(Folhetins do “Diário do Rio” – de 7 de outubro de 1855 a 25 de novembro de 1855)
Desejava dirigir uma pergunta aos meus leitores.
Mas uma pergunta é uma coisa que não se pode fazer sem um ponto de interrogação.
Ora, eu tenho uma birra muito séria a esta figurinha de ortografia, a esta espécie de corcundinha que parece estar sempre chasqueando e zombando da gente.
Com efeito, o que é um ponto de interrogação?
Se fizerdes esta pergunta a um gramático, ele vos atordoará os ouvidos durante uma hora com uma dissertação de arrepiar os cabelos.
Entretanto, não há coisa mais simples de definir do que um ponto de interrogação; basta olhar-lhe para a cara.
Vede: - ?
É um pequeno anzol.
Ora, para que serve o anzol?
Para pescar.
Portanto, bem definido, o ponto de interrogação é uma parte da oração que serve para pescar.
Exemplo:
1º Quereis pescar um segredo que o vosso amigo vos oculta, e que desejais saber; deitais o anzol disfarçadamente com a ponta da língua:
- Meu amigo, será verdade o que me disseram, que andas apaixonado?
2º Quereis pescar na algibeira de algum sujeito uma centena de mil réis; preparais o cordel e lançais o anzol de repente:
- O sr. Pode emprestar-me aí uns 200 mil réis?
3º Quereis pescar algum peixe ou peixãozinho: requebrais os olhos, adoçai a voz, e por fim deitais o anzol:
- Uma só palavra: tu me amas?
É preciso porém que se advirta numa coisa.
O ponto de interrogação é um anzol, e por conseguinte serve para pescar; mas tudo depende da isca que se lhe deita.
Nenhum pescador atira à água o seu anzol sem isca; ninguém portanto diz pura e simplesmente:
- Empresta-me 300 mil réis?
Não; é preciso que o anzol leve isca, e que esta isca seja daquelas que o peixe que se quer pescar goste de engolir.
Alguns pescadores costumam deitar um pouco de mel, e outros seguem o sistema dos índios que metiam dentro d’água certa erva que embebedava os peixes.
Assim, ou dizem:
- Meu amigo, o senhor, que é o pai dos pobres, (isca) empresta-me 300 mil réis? (anzol).

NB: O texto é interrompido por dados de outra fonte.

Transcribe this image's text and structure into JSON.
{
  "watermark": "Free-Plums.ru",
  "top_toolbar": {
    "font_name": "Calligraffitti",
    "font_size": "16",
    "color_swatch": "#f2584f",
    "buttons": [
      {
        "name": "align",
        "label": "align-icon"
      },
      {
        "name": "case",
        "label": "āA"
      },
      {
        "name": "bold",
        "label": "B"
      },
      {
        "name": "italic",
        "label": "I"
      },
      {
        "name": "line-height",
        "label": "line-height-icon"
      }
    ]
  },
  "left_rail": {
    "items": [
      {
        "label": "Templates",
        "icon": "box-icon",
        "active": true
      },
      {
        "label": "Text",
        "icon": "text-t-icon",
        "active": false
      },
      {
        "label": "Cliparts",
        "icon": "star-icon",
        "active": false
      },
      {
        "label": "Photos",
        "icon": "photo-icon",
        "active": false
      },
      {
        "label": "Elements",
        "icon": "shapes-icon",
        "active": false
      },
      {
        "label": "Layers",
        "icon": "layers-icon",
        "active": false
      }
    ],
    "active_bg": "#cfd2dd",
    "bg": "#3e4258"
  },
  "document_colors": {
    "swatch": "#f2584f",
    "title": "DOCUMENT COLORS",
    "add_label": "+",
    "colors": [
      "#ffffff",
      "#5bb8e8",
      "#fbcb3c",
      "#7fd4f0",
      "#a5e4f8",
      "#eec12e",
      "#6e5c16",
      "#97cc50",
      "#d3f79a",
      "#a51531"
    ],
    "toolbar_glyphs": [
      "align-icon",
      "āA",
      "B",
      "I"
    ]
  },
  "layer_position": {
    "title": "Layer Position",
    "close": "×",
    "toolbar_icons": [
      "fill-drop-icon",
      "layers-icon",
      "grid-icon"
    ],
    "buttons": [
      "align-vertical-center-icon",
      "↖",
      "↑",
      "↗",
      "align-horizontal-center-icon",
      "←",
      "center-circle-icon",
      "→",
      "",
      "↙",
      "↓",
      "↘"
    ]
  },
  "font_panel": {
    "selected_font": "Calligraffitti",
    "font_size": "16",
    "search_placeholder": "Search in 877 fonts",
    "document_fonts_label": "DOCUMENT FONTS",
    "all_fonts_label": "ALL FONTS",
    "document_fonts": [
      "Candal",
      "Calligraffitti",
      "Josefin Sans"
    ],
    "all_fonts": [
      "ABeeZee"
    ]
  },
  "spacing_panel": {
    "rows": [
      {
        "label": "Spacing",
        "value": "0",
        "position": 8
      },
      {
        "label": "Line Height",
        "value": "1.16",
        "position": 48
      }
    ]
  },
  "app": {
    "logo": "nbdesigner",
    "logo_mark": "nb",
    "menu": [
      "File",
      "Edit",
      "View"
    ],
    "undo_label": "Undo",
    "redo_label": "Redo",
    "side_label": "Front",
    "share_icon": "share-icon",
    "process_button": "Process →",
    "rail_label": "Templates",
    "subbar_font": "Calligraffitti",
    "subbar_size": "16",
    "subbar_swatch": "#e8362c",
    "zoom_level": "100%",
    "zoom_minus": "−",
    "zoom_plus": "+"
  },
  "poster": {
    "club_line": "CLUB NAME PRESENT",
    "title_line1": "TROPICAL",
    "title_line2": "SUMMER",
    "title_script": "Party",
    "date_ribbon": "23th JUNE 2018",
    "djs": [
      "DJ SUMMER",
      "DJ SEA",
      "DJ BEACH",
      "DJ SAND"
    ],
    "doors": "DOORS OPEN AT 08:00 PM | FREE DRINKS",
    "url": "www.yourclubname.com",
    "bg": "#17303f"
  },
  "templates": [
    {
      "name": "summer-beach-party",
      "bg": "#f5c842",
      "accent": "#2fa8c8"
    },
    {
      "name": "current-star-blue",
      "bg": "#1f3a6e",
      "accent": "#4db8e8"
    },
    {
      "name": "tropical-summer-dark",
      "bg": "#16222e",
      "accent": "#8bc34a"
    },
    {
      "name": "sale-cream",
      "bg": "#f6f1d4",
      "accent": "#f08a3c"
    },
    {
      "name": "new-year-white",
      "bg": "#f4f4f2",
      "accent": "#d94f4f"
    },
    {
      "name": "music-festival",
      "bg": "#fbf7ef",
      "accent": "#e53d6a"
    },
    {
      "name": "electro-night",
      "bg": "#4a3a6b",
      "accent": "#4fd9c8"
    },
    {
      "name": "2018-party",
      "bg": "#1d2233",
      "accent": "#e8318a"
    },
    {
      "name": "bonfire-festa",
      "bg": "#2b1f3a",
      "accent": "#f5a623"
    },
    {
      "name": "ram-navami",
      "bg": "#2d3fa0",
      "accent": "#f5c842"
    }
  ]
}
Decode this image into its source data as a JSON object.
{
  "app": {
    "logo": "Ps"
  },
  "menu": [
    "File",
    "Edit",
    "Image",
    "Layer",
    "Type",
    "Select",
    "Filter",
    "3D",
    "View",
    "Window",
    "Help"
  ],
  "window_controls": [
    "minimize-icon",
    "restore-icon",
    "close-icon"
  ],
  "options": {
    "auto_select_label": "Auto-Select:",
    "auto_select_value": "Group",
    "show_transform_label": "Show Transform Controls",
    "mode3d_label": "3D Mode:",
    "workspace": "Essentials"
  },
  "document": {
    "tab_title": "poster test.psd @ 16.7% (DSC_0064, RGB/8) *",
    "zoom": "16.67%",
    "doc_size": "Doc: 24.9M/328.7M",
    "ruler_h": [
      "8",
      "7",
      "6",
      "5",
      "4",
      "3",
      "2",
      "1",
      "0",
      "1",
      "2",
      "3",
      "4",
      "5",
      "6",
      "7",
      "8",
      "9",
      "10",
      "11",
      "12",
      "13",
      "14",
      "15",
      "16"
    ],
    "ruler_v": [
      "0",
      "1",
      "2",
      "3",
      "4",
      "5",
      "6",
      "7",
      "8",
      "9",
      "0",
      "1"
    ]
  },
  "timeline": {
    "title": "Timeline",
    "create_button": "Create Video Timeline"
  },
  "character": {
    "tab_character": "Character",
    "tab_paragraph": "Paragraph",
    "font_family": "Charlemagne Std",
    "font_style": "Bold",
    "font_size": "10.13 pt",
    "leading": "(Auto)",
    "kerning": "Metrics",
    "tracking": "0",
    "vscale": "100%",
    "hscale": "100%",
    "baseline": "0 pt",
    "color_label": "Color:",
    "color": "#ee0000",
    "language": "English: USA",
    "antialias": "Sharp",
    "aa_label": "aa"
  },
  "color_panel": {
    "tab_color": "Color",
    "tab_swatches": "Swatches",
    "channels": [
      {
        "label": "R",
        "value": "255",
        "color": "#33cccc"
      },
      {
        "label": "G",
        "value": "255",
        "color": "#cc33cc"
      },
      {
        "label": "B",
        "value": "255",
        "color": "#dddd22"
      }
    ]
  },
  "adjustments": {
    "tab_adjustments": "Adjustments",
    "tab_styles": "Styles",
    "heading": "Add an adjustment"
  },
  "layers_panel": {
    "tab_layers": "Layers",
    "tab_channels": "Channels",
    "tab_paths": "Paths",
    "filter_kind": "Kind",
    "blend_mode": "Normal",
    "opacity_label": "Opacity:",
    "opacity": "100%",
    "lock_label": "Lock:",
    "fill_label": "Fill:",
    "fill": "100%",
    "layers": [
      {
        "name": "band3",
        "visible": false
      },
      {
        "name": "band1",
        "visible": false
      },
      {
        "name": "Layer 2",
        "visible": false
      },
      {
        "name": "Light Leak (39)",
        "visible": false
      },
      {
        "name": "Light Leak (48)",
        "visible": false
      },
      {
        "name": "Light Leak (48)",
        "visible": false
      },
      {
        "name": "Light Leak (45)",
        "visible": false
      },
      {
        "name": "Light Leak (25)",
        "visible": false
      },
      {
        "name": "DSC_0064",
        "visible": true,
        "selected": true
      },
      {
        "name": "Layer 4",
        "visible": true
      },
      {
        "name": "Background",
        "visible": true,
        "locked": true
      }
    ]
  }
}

Ou então empregam o segundo meio:
- Será possível que o benfeitor da humanidade, o homem que todos apregoam como a generosidade personificada, que o cidadão mais popular e mais estimado desta terra, que o negociante que revolve todos os dias um aluvião de bilhetes do banco, me recuse a miserável quantia de 300 mil réis?
No meio do discurso já o homem está tonto de tanto elogio, de maneira que, quando o outro lhe lança o anzol, é com certeza de trazer o peixe.
Ainda tinha muita coisa a dizer sobre esta arte de pescar na sociedade, arte que tem chegado a um aperfeiçoamento miraculoso.
Fica para outra ocasião.
Por ora basta que saibam os meus leitores que o ponto de interrogação é um verdadeiro anzol.
O caniço desta espécie de anzol é a língua, e o fio ou cordel a palavra; fio elástico como não há outro no mundo.
Ás vezes, quando se olha para esta figurinha aleijada, o ponto de interrogação parece-se mais com um daqueles corcundinhas, espécie de demoninhos maliciosos, de que falam os contos de fada e que viviam a fazer pirraças aos homens.
É que de fato há ocasiões em que ele torna-se realmente um anãozinho zombeteiro e impertinente, que leva a ousadia até a rir-se nas barbas de um pobre homem.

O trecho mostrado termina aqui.